Jeanne-Claude gave the definitive answer, “Christo says yes.”

Further down the rocky beach from Nimis is Arx, a concrete “book” about philosophers that has been “published” by Christo and Jeanne-Claude. It even has a proper ISBN number and is protected by freedom of speech rights.

The only piece that the authorities have managed to budge is a modest stone sculpture called Omphalos but this also turned into a triumph for Vilks since the Swedish Museum of Modern art in Stockholm has taken Omphalos in.

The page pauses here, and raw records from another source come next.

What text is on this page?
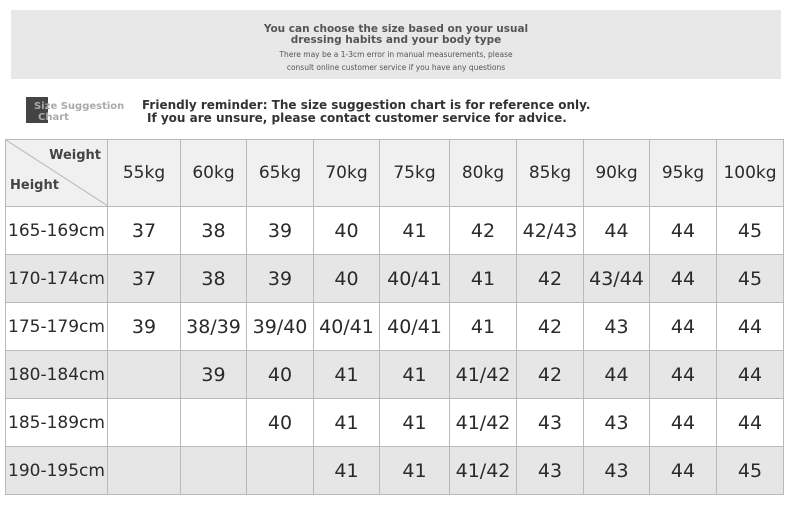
You can choose the size based on your usual
dressing habits and your body type
There may be a 1-3cm error in manual measurements, please
consult online customer service if you have any questions
Size Suggestion
Chart
Friendly reminder: The size suggestion chart is for reference only.
If you are unsure, please contact customer service for advice.
Weight
Height	55kg	60kg	65kg	70kg	75kg	80kg	85kg	90kg	95kg	100kg
165-169cm	37	38	39	40	41	42	42/43	44	44	45
170-174cm	37	38	39	40	40/41	41	42	43/44	44	45
175-179cm	39	38/39	39/40	40/41	40/41	41	42	43	44	44
180-184cm		39	40	41	41	41/42	42	44	44	44
185-189cm			40	41	41	41/42	43	43	44	44
190-195cm				41	41	41/42	43	43	44	45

Over the years Vilks has been fined for huge sums, arsonists have attempted to burn Nimis to the ground but it still stands and Vilks seems as buoyant as ever which is true to his own motto, “Everything is an advantage.” The local government has also been forced to accept the fact, however begrudgingly, that Nimis attracts approximately 30,000 welcome tourists to the region each year.

In 1996 Vilks declared the one square kilometer around his works to be its own country, Ladonia, which is the fastest growing micronation in the world. Over 13,000 people from all corners of the globe have been granted Ladonian citizenship and Vilks himself is the Secretary of State. “Running a small country entails its fair amount of administration work,” he concedes. Especially when three thousand Pakistanis requested visas over the Internet without realizing that Ladonia was a mostly virtual country.

The diligent Vilks has simultaneously been prolific, publishing several books (in Swedish) including such intriguing titles as, “The Theory of Everything”, “The Authorities as Artistic Material”, and “How To Become A Contemporary Artist In Three Days” with colleague Martin Schibli.

Now that he has momentum, the slow starter just keeps progressing. Vilks managed to give 80 lectures last year (he lectures entirely from memory) and he continues to develop his art theories, and projects like Ladonia and Nimis. “Nimis is not finished yet,” he puzzles, “I am not really sure how to finish it.” While Nimis is likely what most people think of when they hear his name, Vilks is most proud of having raised the level of discourse in the realm of art.

Vilks is a man of great wit and a most agreeable dinner companion. He is visibly elated when, after a rich chocolate dessert, an unexpected platter of decorative sweets materializes with our coffee. He is even happier when I cannot finish mine and comes gallantly to the rescue. The artist is content.